Through the above description of the embodiments, those skilled in the art will clearly understand that the method of the above embodiments can be implemented by software plus a necessary general hardware platform, and certainly can also be implemented by hardware, but in many cases, the former is a better implementation manner. Based on such understanding, the technical solutions of the present invention may be embodied in the form of a software product, which is stored in a storage medium (such as ROM/RAM, magnetic disk, optical disk) and includes instructions for enabling a terminal device (such as a mobile phone, a computer, a server, an air conditioner, or a network device) to execute the method according to the embodiments of the present invention.
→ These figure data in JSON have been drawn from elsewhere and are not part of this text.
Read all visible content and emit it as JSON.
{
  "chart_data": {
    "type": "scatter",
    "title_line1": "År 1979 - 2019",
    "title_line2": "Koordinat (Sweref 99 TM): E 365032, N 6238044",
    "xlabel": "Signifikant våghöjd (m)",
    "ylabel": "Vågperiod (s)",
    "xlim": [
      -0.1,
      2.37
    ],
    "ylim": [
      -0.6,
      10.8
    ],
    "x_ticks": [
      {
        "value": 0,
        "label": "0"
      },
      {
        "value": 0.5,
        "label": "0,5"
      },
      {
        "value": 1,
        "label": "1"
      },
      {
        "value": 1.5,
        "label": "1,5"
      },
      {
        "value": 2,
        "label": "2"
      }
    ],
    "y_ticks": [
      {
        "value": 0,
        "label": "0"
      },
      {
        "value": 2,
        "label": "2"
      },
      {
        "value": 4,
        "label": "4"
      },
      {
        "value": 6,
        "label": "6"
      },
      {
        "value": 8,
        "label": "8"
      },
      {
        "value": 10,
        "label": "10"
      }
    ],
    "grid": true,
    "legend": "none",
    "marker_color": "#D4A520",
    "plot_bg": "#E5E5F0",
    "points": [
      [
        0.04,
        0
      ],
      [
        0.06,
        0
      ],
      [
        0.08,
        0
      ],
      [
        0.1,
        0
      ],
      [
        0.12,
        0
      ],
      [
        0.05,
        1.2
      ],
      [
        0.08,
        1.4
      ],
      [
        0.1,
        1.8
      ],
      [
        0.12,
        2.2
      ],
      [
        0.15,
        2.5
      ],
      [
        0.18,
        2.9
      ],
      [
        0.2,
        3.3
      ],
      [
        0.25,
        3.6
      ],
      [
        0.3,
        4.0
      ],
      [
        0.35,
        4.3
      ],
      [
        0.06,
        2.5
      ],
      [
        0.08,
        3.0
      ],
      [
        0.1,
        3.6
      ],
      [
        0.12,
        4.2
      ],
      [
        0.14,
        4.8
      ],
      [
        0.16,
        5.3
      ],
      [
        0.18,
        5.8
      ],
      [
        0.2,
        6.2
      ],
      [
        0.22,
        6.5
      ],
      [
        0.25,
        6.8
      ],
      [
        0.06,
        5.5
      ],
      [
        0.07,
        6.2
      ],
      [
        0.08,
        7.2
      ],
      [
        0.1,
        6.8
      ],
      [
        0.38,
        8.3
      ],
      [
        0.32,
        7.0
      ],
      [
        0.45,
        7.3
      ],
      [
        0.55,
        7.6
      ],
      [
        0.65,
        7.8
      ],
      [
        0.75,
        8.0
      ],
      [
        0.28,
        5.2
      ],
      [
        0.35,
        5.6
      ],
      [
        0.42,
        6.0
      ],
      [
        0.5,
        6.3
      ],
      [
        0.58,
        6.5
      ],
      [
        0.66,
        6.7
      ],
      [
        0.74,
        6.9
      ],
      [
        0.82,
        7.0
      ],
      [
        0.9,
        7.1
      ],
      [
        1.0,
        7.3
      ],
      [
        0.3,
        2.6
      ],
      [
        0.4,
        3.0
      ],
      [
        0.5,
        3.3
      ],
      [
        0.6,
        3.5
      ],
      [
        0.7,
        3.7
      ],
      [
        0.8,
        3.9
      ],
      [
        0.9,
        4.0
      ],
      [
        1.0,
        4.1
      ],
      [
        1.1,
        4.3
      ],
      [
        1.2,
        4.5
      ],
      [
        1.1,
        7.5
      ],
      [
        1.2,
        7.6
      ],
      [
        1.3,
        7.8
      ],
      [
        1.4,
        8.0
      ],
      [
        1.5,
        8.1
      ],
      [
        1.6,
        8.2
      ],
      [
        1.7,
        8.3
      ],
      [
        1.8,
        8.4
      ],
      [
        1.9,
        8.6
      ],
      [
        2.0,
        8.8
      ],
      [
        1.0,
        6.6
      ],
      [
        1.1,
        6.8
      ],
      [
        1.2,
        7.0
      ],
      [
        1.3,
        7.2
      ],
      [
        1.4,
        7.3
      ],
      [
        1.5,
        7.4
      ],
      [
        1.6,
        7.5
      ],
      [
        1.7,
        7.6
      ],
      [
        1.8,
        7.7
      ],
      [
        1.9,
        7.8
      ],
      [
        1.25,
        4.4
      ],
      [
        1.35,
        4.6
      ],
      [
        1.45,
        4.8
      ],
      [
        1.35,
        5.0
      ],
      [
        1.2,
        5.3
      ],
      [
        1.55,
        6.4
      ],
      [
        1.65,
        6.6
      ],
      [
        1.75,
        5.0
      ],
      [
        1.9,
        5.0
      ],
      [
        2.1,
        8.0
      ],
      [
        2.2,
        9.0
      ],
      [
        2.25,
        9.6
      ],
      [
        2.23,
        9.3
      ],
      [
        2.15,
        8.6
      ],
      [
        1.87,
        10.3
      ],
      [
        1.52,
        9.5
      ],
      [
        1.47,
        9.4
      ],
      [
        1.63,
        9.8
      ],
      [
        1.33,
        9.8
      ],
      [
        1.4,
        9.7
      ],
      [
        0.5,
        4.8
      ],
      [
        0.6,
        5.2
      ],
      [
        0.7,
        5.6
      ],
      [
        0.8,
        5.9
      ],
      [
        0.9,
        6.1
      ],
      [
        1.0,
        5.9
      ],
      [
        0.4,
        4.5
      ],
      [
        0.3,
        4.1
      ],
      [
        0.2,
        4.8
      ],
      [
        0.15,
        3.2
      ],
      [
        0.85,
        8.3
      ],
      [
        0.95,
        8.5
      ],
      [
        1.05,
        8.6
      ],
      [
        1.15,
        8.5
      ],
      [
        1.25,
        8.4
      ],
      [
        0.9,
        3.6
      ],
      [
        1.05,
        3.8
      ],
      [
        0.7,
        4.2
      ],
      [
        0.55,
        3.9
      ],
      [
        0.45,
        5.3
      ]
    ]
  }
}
The above description is only a preferred embodiment of the present invention, and not intended to limit the scope of the present invention, and all modifications of equivalent structures and equivalent processes, which are made by using the contents of the present specification and the accompanying drawings, or directly or indirectly applied to other related technical fields, are included in the scope of the present invention.

Claims

1. A data processing method based on a graph convolution neural network is characterized by comprising the following steps:

2. The data processing method based on the graph convolution neural network as claimed in claim 1, wherein the step of invoking the graph convolution neural network to perform a neighbor node sampling operation and a neighborhood information aggregation operation on each first node in the first graph structure data to update each first node comprises:

3. The data processing method based on the graph convolution neural network as claimed in claim 2, wherein when the permutation and combination mode is a combination mode of one-time neighbor node sampling operation and one-time neighborhood information aggregation, the step of invoking the graph convolution neural network to perform the neighbor node sampling operation and the neighborhood information aggregation operation on each first node in the first graph structure data according to the permutation and combination mode to update each first node comprises:

4. The data processing method based on the graph convolution neural network as claimed in claim 1, wherein the step of invoking the graph convolution neural network to perform a neighbor node sampling operation and a neighborhood information aggregation operation on each first node in the first graph structure data to update each first node comprises:

5. The data processing method based on the graph convolution neural network as claimed in claim 1, wherein before the step of obtaining the graph structure data to be processed and inputting the graph structure data to the graph convolution neural network trained in advance, the method further comprises:

6. The data processing method based on graph convolution neural network of claim 5, wherein the step of invoking the graph convolution network to be trained to perform neighbor node sampling operation and neighborhood information aggregation operation on each second node in the second graph result data to update each second node comprises:

7. The data processing method based on the graph convolution neural network as claimed in any one of claims 1 to 6, wherein the first graph structure data is social network data of a user to be predicted, and after the step of invoking the graph convolution neural network to obtain a processing result of the first graph structure data based on each updated first node, the method further comprises:

8. A data processing apparatus based on a convolutional neural network, comprising:

9. A data processing apparatus based on a convolutional neural network, comprising: a memory, a processor and a data processing program based on a convolutional neural network stored on the memory and operable on the processor, the data processing program based on a convolutional neural network implementing the steps of the data processing method based on a convolutional neural network as claimed in any one of claims 1 to 7 when executed by the processor.

10. A computer-readable storage medium, on which a data processing program based on a atlas neural network is stored, which when executed by a processor implements the steps of the data processing method based on an atlas neural network according to any one of claims 1 to 7.